……不要啊。
银抱紧了香奈惠,像是要阻止她继续失温一样,紧紧地、紧紧地抱住她。
没有发出任何声音,却无端让人觉得她在哀嚎。
自以为获得了强大的实力,自以为拥有了与众不同的体质,自以为变得和过去完全不一样了。
可是最终,什么也没做到。
没能斩杀童磨,没能保护香奈惠,不仅如此,自己还是被保护的那一方。
“要说对不起的,是我。”
银终于说话了,一点也不像平常会发出来的声音,充满了自责与悲伤,只是听着就让人心头发酸。
“要是我能够早点赶到、要是我能够再强一点、要是我能够早点告诉你们配合研究的话……香奈惠小姐,没能帮上你的忙,我真的很抱歉。”
这么弱小,真的很抱歉。
“没有……那回事哦?”香奈惠轻轻一笑。
“如果你没来的话,我可能都无法拖到天亮。”
没有那回事,如果我没来的话,你也一定可以拖到天亮的。
“说起来,我到现在都不知道小银的全名呢……一直以来都等着你愿意告诉我的那一天,但是现在可能没有办法了。虽然有些作弊,但你可以告诉我吗?”
她对银眨了眨眼,就像是第一次遇到银那样温柔。
……为什么如此善良的人,会拥有这样残酷的命运呢?
银垂下了眼眸,看着自己已经愈合的手掌。
有使出全力救她吗?
“我曾经对同门说……自己已经舍弃了自己的姓氏,那是不被需要的、也无法再实现的梦想。”
成为一名养花人,继承父亲的店铺。
培育出,世界上最漂亮的花朵。
可是,那只是在逃避、舍弃那个无力让母亲露出微笑的自己。
把所有责任都推卸给姓氏,并扬言是为了母亲。
其实这样做,也是把责任推给了母亲吧?
明明做什么决定,都是自己的判断。
从以前开始,就在不断逃避。
为了逃避母亲的抱怨、逃避与母亲在一起的时间,跑去打工。说是为了减轻她的负担,可是真正不用与她相处时,反而松了一口气。

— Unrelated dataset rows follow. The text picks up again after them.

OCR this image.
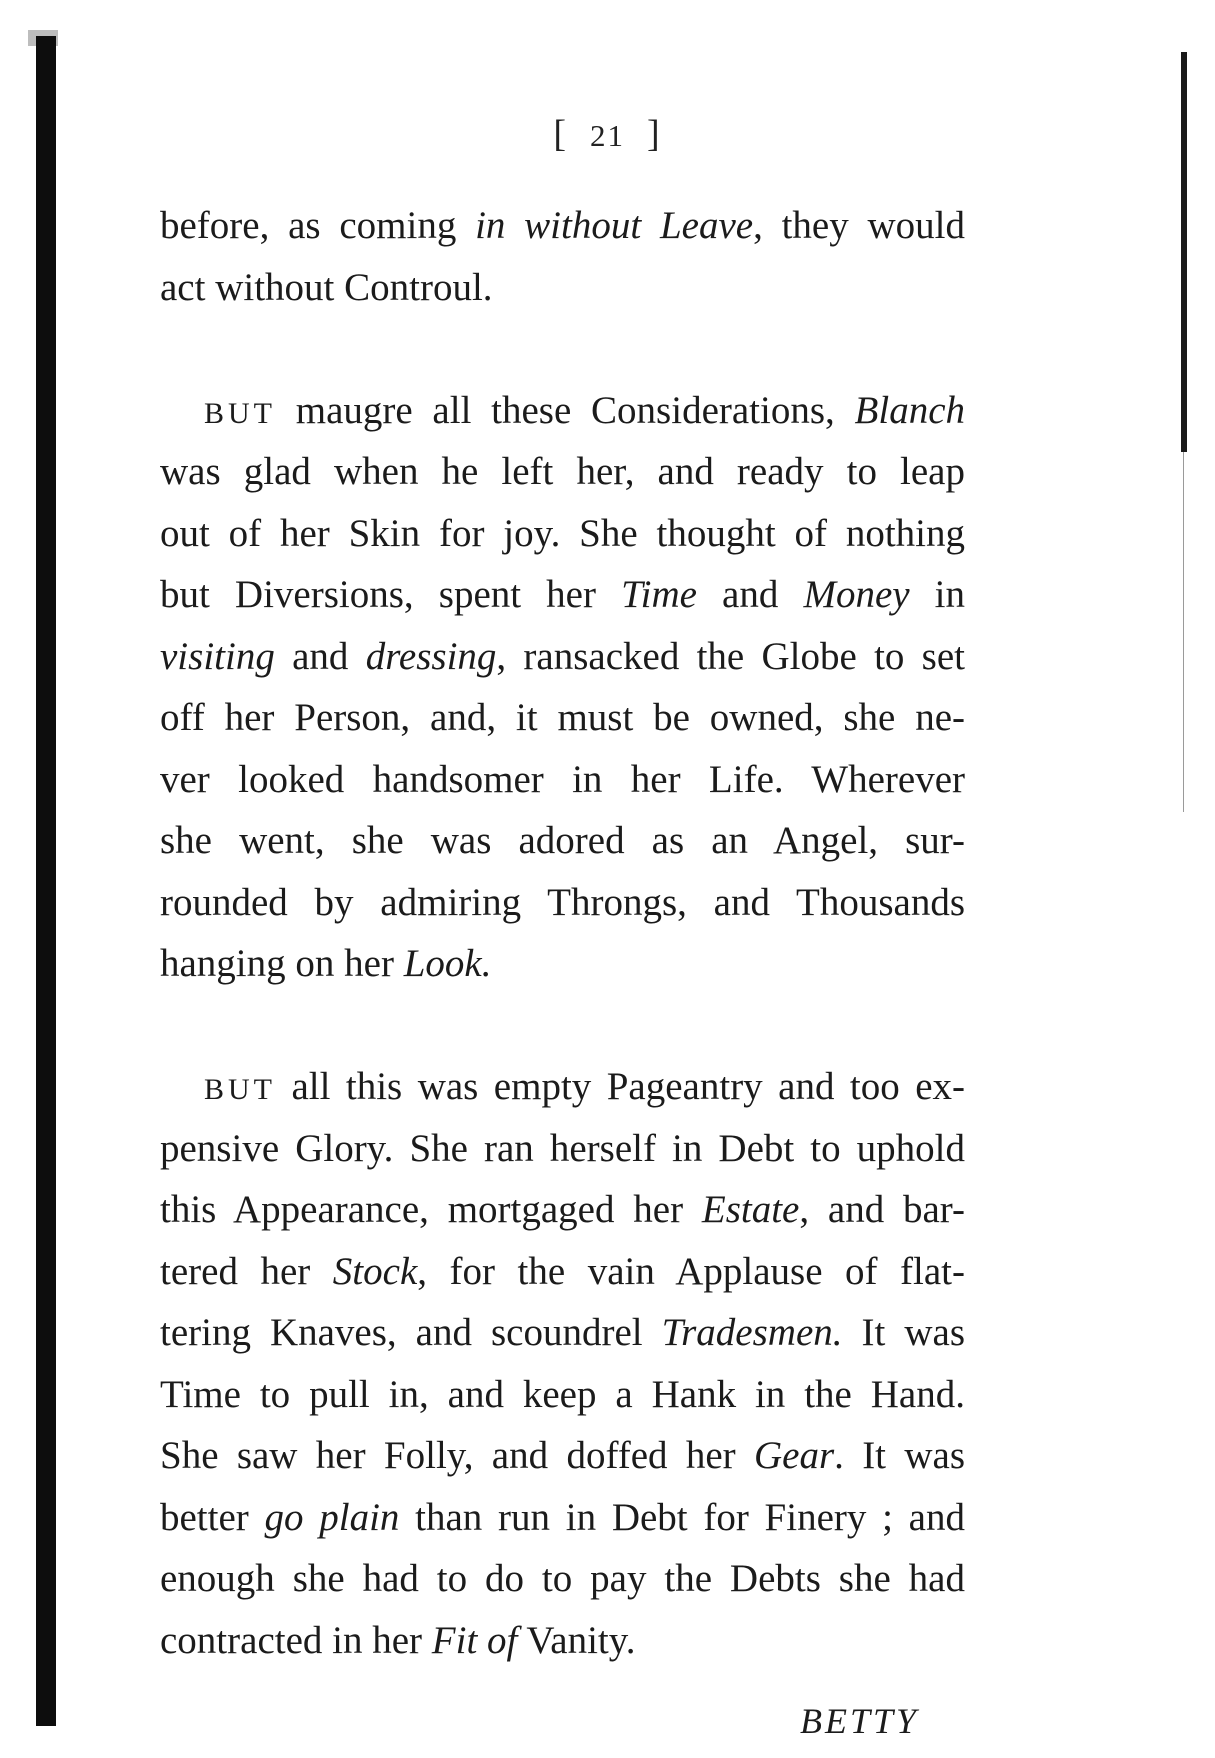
[ 21 ]
before, as coming in without Leave, they would
act without Controul.
BUT maugre all these Considerations, Blanch
was glad when he left her, and ready to leap
out of her Skin for joy. She thought of nothing
but Diversions, spent her Time and Money in
visiting and dressing, ransacked the Globe to set
off her Person, and, it must be owned, she ne-
ver looked handsomer in her Life. Wherever
she went, she was adored as an Angel, sur-
rounded by admiring Throngs, and Thousands
hanging on her Look.
BUT all this was empty Pageantry and too ex-
pensive Glory. She ran herself in Debt to uphold
this Appearance, mortgaged her Estate, and bar-
tered her Stock, for the vain Applause of flat-
tering Knaves, and scoundrel Tradesmen. It was
Time to pull in, and keep a Hank in the Hand.
She saw her Folly, and doffed her Gear. It was
better go plain than run in Debt for Finery ; and
enough she had to do to pay the Debts she had
contracted in her Fit of Vanity.
BETTY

为了逃避贫穷的生活、逃避也许无法还清的债务,跑去试药。嘴上说着打工与试药没有任何不同,可当身体无比痛苦、意识都要飞走时,反而松了一口气。
这下,终于可以结束了。
但是没有结束。
做什么都很半途而废,她醒了过来,终于连死亡都逃避了。
从不主动与他人结交,也是逃避可能受到的伤害。
生活总是很痛苦,银看似一往无前地前进着,实际上只是在离开一切。
逃避母亲,逃避贫穷,逃避奇怪的身体。
好不容易找了一个新的地方,把以前的东西远远抛下了。
以为这回能够好好做,可还是在下意识逃避。
“我……我姓花咲。”
银拿出小刀,在手腕内侧重重一划。